Existing home sales rose modestly in September despite the hurricanes in the Houston area and Florida, but the pace was still 1.5 percent below the year-ago level, the National Association of Realtors said Friday.
The chief culprit is a national housing supply that remains at a 20-year low of 4.2 months — the time it would take to run out of homes for sale if no new units were added — down from 4.5 months a year ago. A six-month inventory is considered balanced.
Lawrence Yun, chief economist of the realtors group, expects supplies to stay low at least for the next year, making house-hunting more challenging for buyers and further pushing up prices.
Home building has been hindered by shortages of construction workers and available lots. The California wildfires and Hurricane Harvey in the Houston area and Irma in Florida will worsen the crunch as workers are diverted to repair and rebuilding projects in those areas, Yun says. More than 130,000 residential and commercial structures were damaged in the Houston area alone. The California fires damaged more than 7,000 structures.
Investors who scooped up homes after the real estate crash and are renting them out should be poised to unload the properties now that home prices have risen sharply and rents are leveling off, says Ralph McLaughlin, chief economist of real estate research firm Trulia. But many investors still seem to be reluctant to unload the houses and the largest real estate firms are seeking more capital to buy units, Yun says.
Profits on the sale of a house are tax-free up to $500,000 for married couples. But prices have risen so sharply in California, where supply constraints are most dire, for instance, that many homeowners who would like to sell are reluctant to do so because they fear hefty taxes on their capital gains beyond the $500,000, Yun says. That may temper a trend that McLaughlin anticipates of more baby boomers selling homes — and thus increasing supplies — and moving to retirement havens or downsizing.

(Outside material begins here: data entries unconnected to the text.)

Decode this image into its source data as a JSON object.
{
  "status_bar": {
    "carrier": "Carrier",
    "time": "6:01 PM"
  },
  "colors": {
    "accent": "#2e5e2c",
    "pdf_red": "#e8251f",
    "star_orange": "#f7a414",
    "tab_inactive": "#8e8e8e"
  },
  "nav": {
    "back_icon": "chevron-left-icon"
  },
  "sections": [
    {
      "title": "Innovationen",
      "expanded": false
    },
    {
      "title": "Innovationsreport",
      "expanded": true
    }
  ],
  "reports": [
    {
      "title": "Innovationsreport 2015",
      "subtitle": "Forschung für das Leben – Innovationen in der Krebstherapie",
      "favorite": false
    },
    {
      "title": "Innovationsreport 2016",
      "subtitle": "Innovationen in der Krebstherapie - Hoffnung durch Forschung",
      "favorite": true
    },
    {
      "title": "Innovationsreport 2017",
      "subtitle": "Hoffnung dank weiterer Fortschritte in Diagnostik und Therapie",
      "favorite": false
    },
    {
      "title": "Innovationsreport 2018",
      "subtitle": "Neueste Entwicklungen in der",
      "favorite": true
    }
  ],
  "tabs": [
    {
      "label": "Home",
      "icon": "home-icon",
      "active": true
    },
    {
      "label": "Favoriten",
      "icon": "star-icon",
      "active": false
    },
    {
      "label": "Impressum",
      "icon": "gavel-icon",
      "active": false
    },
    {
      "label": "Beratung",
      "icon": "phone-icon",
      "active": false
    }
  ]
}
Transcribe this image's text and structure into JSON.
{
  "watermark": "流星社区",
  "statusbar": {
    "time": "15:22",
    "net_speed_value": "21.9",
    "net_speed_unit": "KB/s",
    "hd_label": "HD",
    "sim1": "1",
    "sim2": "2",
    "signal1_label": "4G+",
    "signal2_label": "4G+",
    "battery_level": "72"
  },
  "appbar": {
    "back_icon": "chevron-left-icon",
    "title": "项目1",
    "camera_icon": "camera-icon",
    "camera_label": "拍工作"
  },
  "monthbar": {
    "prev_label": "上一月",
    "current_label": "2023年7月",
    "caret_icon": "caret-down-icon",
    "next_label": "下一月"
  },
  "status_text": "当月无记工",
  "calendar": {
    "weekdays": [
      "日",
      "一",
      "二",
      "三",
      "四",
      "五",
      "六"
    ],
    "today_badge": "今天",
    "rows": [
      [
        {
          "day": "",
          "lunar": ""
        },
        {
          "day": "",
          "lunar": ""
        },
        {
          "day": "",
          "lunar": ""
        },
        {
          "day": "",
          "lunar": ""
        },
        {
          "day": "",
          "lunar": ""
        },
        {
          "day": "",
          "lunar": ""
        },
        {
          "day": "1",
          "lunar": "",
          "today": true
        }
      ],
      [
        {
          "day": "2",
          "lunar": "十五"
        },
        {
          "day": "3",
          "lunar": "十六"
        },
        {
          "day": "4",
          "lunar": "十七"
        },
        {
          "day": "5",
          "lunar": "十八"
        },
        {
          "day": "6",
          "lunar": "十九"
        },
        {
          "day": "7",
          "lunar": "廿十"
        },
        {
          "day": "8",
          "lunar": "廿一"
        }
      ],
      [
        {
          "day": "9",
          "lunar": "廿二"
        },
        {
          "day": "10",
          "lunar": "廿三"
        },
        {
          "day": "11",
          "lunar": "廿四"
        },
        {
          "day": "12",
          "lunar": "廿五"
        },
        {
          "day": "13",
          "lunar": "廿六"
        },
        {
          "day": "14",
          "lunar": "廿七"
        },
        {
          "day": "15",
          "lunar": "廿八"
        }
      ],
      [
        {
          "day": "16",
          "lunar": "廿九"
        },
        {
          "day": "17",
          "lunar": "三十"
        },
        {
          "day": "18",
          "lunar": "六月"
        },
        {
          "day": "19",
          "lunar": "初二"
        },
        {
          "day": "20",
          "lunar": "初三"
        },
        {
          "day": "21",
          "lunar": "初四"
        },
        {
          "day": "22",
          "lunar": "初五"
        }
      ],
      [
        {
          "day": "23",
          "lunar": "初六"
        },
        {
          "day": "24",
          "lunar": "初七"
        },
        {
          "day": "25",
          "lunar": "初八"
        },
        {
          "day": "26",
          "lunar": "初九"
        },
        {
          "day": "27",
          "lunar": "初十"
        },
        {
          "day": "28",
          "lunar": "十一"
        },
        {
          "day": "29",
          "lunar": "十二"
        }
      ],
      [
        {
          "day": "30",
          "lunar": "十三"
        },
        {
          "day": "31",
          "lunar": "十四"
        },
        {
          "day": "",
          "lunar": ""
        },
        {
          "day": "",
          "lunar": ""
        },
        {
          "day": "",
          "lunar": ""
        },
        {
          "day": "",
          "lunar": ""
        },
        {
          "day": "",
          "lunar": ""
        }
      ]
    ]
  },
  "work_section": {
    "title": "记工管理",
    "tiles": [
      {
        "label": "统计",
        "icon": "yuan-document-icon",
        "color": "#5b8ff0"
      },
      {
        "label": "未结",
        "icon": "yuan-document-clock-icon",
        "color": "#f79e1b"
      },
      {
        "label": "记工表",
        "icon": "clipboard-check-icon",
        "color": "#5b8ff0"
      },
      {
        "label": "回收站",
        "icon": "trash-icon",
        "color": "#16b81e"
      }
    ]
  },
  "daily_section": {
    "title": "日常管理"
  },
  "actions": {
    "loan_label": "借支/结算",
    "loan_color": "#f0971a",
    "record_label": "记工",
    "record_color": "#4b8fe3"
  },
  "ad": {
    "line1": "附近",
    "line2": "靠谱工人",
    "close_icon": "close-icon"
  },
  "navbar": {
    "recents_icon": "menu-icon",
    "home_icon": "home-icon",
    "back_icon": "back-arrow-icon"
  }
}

The Federal Reserve has indicated it likely will raise its key short-term interest rate a third time this year, and has penciled in three more rate hikes in 2018. That could dissuade some existing homeowners with low mortgage rates from selling their houses and trading up to more expensive units that carry higher borrowing costs, Yun says. Three quarter-point hikes would boost the monthly payment on a $400,000 mortgage by about $165.